|Topics||Capacitors, Direct Current (DC), Semiconductors, Thermocouples, Transformers|
Capacitors store electricity and are used in circuits as temporary batteries. Capacitors are charged by DC current (AC current passes through a capacitor) and that stored charge can later be dissipated into the circuit as needed. Capacitors are often used to maintain power within a system when it is disconnected from its primary power source or to smooth out or filter voltage within a circuit.
Direct current flows in only one direction in a circuit, from the negative terminal of the voltage source to the positive. A common source of direct current (DC) is a battery.
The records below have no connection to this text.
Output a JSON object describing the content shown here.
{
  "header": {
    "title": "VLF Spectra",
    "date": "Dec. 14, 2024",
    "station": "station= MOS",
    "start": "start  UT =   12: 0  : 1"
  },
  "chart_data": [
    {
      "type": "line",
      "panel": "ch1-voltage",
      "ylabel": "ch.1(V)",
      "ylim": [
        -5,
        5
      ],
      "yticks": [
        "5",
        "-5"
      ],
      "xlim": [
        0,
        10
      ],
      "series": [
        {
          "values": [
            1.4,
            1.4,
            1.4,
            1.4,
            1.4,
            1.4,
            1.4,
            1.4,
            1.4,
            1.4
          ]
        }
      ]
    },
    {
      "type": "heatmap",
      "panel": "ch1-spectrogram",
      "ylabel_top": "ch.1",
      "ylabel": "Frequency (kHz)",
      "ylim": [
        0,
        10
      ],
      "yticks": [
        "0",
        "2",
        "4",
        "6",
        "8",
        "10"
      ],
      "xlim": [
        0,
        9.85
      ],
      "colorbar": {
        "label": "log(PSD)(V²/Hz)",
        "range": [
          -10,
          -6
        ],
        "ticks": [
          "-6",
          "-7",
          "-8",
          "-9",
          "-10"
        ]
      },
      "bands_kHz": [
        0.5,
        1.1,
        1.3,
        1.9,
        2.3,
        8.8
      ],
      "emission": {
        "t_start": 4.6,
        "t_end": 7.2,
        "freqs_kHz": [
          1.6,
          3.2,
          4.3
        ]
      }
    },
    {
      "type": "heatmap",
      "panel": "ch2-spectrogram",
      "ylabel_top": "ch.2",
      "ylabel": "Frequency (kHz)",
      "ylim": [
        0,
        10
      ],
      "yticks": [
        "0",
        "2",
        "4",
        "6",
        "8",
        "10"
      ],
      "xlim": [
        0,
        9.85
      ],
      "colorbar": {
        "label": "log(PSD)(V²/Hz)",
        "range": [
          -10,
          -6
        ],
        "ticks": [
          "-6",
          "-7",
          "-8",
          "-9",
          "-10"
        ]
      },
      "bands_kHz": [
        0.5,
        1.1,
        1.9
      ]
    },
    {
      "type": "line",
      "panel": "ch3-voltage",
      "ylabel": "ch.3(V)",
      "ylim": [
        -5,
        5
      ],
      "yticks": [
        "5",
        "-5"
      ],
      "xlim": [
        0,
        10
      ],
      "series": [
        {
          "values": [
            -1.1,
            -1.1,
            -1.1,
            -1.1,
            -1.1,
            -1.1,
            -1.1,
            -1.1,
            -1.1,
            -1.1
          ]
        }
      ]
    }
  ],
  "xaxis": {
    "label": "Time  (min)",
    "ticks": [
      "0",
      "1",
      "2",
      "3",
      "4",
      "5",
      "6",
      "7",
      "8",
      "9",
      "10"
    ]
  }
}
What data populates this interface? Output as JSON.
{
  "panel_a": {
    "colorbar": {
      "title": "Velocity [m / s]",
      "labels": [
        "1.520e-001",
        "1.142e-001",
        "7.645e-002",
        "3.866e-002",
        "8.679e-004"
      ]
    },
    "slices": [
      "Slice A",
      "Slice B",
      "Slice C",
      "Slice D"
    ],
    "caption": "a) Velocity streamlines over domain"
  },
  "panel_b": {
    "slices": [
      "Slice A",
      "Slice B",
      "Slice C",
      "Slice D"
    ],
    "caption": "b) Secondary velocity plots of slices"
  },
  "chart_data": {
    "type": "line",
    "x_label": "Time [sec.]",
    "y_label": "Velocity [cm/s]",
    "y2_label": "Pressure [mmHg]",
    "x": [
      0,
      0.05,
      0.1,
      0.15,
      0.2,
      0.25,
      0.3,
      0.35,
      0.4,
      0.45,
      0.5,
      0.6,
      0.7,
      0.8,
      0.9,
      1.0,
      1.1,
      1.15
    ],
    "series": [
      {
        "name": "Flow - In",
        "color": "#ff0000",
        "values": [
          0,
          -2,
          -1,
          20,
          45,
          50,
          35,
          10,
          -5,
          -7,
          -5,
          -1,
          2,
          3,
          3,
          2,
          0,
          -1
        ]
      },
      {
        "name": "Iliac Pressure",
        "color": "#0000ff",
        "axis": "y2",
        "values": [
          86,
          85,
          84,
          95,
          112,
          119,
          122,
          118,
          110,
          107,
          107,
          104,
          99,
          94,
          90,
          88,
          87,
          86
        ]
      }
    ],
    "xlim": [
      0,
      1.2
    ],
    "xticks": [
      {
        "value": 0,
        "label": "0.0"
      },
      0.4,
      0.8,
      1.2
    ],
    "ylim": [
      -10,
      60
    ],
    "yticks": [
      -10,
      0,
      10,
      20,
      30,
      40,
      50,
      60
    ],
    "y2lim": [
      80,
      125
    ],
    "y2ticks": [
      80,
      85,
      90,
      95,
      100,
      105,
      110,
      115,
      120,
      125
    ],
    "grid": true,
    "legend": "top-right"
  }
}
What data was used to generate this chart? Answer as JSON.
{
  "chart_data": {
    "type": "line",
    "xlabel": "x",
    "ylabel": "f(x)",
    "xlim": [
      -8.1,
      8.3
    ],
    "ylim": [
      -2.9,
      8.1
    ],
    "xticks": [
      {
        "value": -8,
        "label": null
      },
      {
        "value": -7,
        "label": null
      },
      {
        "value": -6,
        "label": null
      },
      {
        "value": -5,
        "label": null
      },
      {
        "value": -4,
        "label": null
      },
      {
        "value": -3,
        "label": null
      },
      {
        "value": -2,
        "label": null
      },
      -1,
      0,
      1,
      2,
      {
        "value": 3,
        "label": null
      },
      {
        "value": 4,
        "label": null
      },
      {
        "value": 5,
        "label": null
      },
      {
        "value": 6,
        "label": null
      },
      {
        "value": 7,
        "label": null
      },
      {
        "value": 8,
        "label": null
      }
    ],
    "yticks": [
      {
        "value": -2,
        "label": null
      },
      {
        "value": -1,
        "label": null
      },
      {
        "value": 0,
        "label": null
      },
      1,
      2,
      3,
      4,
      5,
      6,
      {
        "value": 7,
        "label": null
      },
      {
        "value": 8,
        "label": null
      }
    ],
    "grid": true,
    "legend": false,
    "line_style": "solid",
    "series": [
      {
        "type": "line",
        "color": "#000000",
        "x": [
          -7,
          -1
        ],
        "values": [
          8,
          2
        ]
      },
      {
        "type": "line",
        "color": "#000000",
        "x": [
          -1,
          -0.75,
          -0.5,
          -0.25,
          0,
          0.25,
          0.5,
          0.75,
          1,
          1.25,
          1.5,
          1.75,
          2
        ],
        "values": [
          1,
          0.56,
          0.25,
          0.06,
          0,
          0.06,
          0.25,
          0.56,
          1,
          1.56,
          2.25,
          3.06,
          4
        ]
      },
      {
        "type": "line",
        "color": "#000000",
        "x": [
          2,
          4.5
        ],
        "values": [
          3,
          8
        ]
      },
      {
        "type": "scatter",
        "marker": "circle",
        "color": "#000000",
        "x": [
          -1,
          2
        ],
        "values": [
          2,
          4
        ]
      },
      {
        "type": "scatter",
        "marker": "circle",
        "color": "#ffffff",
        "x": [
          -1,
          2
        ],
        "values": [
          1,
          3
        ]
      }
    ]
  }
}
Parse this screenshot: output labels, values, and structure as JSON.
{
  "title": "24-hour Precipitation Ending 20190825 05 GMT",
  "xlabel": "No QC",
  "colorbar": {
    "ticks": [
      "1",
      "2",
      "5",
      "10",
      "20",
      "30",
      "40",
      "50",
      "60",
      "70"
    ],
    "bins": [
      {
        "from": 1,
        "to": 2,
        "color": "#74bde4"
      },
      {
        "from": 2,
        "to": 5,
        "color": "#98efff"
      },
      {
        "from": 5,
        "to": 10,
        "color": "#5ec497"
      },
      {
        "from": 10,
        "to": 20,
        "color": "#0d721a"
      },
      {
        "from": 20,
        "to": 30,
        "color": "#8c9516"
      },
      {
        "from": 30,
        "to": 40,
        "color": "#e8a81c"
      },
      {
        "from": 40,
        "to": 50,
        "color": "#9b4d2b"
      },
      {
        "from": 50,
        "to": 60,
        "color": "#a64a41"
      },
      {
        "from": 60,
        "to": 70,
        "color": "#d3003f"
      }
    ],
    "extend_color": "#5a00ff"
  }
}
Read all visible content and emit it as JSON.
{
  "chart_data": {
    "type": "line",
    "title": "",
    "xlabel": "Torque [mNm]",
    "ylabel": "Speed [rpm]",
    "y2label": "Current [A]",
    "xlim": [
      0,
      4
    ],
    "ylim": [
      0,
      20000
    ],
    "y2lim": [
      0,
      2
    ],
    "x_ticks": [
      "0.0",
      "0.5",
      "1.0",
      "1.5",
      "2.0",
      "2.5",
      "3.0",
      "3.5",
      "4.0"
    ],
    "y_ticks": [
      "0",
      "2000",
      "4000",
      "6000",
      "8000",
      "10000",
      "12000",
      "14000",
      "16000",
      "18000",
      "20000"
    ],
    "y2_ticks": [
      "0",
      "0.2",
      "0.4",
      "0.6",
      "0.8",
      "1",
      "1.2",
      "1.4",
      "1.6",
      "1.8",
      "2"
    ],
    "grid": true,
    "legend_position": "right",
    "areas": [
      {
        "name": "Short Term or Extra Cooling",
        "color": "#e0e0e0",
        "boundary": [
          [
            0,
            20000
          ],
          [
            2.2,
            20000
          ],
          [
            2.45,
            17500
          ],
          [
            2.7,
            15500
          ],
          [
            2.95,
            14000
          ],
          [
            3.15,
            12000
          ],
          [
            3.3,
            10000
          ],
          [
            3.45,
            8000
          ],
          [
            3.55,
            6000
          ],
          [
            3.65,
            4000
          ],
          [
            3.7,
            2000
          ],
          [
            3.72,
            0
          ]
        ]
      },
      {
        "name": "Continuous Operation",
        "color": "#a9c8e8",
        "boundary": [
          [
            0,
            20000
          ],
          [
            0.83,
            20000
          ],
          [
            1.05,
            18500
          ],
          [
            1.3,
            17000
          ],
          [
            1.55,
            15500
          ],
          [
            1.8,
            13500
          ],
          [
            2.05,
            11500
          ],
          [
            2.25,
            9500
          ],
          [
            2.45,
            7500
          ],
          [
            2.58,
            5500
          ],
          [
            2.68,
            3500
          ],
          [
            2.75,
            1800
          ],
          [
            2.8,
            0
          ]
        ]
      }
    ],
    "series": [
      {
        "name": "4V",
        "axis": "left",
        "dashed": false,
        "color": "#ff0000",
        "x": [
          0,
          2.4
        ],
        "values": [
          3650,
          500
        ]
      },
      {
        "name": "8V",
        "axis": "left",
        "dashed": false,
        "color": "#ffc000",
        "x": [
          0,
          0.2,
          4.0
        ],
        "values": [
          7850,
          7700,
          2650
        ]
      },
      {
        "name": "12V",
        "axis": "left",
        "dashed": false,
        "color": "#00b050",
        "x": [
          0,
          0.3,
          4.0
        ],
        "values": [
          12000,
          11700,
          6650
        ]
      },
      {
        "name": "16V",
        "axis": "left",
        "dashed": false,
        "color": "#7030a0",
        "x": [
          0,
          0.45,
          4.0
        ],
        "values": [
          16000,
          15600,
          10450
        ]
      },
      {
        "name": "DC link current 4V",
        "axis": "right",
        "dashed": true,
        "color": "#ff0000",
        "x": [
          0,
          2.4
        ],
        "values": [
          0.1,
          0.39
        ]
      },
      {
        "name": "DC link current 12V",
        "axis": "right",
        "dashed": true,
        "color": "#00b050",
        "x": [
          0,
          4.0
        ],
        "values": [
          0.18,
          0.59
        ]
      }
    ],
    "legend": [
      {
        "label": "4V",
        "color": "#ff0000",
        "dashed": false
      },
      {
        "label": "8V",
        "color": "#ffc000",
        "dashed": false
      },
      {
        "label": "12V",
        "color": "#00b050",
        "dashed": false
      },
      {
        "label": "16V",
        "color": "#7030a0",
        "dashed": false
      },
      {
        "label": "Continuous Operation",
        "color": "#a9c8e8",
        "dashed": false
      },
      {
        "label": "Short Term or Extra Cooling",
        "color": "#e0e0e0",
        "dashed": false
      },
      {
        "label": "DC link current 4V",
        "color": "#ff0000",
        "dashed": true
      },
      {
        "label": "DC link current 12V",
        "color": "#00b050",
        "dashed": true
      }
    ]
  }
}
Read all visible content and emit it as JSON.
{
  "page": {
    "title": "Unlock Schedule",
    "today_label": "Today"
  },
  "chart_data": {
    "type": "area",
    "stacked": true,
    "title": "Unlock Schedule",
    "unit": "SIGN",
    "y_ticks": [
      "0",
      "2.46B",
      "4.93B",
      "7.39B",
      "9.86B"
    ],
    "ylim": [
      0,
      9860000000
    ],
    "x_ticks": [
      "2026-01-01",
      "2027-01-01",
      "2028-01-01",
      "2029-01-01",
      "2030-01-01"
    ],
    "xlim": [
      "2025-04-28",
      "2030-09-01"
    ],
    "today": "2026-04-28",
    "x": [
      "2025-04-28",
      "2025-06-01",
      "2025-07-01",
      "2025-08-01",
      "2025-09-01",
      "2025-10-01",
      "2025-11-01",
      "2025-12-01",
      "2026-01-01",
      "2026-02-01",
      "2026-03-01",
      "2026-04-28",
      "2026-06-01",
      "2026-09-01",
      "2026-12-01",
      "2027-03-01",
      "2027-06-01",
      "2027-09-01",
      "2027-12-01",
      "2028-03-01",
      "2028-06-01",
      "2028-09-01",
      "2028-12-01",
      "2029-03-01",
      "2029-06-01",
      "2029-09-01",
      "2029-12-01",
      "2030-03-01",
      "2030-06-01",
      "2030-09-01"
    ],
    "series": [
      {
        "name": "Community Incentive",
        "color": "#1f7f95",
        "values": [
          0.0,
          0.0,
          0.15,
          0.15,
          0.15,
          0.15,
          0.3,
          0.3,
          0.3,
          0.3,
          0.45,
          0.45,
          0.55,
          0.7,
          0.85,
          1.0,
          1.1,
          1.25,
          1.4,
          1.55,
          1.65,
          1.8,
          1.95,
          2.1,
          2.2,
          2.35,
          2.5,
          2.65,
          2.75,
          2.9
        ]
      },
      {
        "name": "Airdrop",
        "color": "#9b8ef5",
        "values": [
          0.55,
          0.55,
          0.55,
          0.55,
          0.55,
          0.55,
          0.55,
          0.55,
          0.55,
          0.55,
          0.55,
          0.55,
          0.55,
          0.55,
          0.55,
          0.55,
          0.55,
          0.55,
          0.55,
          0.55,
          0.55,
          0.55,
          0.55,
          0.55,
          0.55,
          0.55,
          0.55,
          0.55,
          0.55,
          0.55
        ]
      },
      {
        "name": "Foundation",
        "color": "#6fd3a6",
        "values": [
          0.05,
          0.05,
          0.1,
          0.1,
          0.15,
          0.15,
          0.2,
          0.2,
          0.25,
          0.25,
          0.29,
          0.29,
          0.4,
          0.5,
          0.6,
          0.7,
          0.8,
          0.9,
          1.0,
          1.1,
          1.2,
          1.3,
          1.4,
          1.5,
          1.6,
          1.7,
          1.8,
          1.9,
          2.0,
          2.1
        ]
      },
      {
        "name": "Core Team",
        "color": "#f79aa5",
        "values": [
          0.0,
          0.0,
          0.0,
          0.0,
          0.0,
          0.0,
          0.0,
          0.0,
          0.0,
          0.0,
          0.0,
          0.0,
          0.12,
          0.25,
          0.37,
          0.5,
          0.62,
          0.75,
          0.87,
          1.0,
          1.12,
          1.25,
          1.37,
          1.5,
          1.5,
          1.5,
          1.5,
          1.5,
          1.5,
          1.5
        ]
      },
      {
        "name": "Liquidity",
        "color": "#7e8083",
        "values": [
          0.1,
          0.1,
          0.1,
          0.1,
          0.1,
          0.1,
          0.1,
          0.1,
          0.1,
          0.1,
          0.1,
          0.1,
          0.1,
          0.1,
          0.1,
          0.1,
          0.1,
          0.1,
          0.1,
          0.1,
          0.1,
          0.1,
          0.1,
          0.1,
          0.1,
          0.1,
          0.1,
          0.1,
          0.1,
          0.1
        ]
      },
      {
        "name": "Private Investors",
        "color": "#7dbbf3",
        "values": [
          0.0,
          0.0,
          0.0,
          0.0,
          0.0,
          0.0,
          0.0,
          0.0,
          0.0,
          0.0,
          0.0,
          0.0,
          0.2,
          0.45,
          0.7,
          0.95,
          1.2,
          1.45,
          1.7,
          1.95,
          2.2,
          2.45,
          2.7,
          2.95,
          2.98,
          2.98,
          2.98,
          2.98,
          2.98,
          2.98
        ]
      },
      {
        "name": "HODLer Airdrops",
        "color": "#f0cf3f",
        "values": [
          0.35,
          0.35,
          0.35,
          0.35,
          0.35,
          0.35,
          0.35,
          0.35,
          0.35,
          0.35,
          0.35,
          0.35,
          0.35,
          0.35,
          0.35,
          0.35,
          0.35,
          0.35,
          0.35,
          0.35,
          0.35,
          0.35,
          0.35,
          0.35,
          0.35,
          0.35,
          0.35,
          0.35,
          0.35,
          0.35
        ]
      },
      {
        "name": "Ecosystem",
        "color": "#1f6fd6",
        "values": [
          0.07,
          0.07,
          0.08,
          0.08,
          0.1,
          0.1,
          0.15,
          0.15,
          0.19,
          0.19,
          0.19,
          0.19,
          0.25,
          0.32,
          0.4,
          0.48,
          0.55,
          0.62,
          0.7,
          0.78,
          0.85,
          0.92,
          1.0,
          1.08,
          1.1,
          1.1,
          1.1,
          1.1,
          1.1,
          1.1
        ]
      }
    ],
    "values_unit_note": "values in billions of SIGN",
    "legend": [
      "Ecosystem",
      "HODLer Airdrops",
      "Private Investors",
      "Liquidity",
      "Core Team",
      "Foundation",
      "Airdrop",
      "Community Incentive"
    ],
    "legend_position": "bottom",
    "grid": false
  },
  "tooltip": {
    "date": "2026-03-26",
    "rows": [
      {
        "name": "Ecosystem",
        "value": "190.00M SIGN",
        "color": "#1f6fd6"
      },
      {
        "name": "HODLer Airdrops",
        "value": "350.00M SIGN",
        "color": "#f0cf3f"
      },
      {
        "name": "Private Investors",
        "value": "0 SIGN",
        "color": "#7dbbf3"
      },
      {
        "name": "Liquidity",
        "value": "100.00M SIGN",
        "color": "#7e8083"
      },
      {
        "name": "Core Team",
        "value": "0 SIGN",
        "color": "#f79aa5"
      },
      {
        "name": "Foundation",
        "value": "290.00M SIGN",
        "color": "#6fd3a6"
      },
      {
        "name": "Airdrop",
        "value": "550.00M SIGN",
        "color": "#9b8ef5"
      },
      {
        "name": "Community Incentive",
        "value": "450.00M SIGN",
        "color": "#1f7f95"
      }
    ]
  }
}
Semiconductors have valence shells that are exacly half full and can conduct electricity under some conditions but not others. This property makes them useful for the control of electrical current.
A thermocouple is a temperature sensor that consists of two wires made from different conductors. The junction of these two wires produces a voltage based on the temperature difference between them.
A transformer utilizes an inductor to increase or decrease the voltage in a circuit. AC flowing in a coil wrapped around an iron core magnetizes the core causing it to produce a magnetic field. This magnetic field generates a voltage in a nearby coil of wire and, depending on the number of turns in the wire of the primary (source) and secondary coils and their proximity, voltage is induced in the secondary coil.